Many and Many a Year Ago
- Paperback cover
- Author: Selçuk Altun
- Original title: Senelerce Senelerce Evveldi
- Translator: Clifford & Selhan Endres
- Language: Turkish
- Genre: Crime novel
- Publisher: Telegram Books
- Publication date: 2008
- Publication place: Turkey
- Published in English: 2009
- Media type: Print (Paperback)
- Pages: 238 pp
- ISBN: 978-1-84659-067-2

= Many and Many a Year Ago =

2008 novel by Selçuk Altun

Many and Many a Year Ago (Turkish title: Senelerce Senelerce Evveldi) is a 2008 novel by Turkish writer Selçuk Altun republished in 2009 by Telegram Books in English language translation by Clifford and Selhan Endres.

== Plot ==
The novel tells the story of Kemal, a convalescing Turkish fighter pilot, who, after his friend mysteriously disappears, is left with a generous allowance and the use of his large house in Istanbul’s Taksim district. Kemal subsequently embarks on a mysterious mission following in the fictitious footsteps of American writer Edgar Allan Poe from Istanbul to Buenos Aires, and eventually to the Edgar Allan Poe museum in Boston where he decides to enter a writing competition with a novel called Many and Many a Year Ago.

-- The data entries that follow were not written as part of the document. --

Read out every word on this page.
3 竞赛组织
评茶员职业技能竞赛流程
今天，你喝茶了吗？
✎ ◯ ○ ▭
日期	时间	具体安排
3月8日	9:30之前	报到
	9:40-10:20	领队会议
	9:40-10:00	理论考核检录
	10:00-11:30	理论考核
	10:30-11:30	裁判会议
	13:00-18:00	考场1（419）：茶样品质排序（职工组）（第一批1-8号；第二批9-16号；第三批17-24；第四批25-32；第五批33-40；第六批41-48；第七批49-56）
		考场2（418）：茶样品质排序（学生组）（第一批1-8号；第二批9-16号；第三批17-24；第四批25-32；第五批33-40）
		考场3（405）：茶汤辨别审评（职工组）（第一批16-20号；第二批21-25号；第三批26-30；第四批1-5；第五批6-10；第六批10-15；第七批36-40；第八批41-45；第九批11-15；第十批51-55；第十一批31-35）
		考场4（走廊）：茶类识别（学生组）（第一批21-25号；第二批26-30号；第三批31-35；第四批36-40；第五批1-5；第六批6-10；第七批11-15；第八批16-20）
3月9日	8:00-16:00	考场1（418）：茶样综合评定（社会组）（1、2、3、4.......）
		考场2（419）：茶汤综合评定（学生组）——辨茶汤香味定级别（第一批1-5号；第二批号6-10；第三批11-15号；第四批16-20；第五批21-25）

This novel is, according to the author, “a literary thriller like my other novels,” but, “can also be regarded an ‘experimental mystery’ book,” as it, “also includes eight short stories that overlap with the novel's plot,” “told with an outlook similar to that of Scheherazade, the narrator of One Thousand and One Nights.” “It is part literature and part travel book, a little bit of Paul Auster and Bruce Chatwin,” he states, “what I tried to do was imagine what the life of a post-modern, well-off Poe would have been like.” “Now, I can only wonder what Americans, should they get the chance to read it, will think of my Turkish interpretation of this American master.”

== Publishing history ==
Telegram Books opted to translate and publish this novel following the commercial and critical success of the publication of Altun’s self-financed English language translation of his previous novel Songs My Mother Never Taught Me.

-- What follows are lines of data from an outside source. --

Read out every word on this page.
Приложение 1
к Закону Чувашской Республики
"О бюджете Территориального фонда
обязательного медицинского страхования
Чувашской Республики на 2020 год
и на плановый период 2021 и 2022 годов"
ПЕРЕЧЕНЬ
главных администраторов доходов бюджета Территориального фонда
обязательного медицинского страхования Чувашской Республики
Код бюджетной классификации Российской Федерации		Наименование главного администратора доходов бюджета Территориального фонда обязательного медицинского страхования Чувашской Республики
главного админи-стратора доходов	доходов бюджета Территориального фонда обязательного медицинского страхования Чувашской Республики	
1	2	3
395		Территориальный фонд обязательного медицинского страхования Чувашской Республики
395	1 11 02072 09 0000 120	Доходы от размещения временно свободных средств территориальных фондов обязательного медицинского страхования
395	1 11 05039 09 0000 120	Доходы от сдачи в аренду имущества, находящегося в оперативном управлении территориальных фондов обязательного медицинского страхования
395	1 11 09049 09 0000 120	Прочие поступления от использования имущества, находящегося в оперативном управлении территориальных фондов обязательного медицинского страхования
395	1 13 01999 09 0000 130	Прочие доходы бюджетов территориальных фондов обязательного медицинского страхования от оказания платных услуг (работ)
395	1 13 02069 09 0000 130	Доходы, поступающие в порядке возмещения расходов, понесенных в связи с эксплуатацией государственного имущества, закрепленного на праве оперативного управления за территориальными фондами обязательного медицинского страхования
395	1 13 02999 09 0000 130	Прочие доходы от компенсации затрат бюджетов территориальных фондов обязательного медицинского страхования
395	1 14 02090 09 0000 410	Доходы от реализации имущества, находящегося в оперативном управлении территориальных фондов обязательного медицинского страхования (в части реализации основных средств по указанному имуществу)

This is a novel that proceeds under the shadow of Edgar Allan Poe,” the author told Today's Zaman, “I started writing “Many and Many a Year Ago” in 2006, and it was published in Turkey in early 2008. I later noticed that 2009 was Poe's bicentennial. So actually, it neither had an effect on my decision to write this book, nor on its plot.” “It was sort of like its destiny that it's being introduced in the Anglo-American literary world in 2009, which is Poe's bicentennial.” “I hadn’t planned it this way, but it’s very gratifying,” he says.

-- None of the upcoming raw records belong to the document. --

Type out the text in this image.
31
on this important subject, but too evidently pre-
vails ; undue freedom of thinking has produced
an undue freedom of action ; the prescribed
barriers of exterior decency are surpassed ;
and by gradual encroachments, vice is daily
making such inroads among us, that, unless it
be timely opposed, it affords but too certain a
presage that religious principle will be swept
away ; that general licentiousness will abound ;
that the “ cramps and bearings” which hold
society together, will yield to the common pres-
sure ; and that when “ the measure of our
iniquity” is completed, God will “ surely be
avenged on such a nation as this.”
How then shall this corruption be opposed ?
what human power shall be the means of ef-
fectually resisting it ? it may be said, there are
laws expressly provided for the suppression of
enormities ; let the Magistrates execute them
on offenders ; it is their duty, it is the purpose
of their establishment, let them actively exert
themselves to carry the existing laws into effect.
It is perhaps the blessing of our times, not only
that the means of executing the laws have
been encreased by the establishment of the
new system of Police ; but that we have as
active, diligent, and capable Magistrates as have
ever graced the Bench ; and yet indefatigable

“I take a lot of inspiration from Poe. While working on this book, I went to Poe’s graveside myself and I honestly believe he helped me with it.” “While I was walking rather hesitantly toward Poe's tomb in Baltimore, I had an ultra-interesting experience: It was at that very moment that I resolved the novel's finale in my head. I think that [moment] was an ultra surprising climax. Later I felt as though Poe was watching me allusively from his photograph on his headstone.”

== Reception ==
“I doubt whether such a book will receive much attention in the Anglo-American book industry,” the author told Today's Zaman, “But I would be happy if it does not go unnoticed. Usually my foremost concern is the risk of my publisher losing money because of me. But as far as I can see from the first orders in the UK, it seems I will not be putting a burden on my publisher.”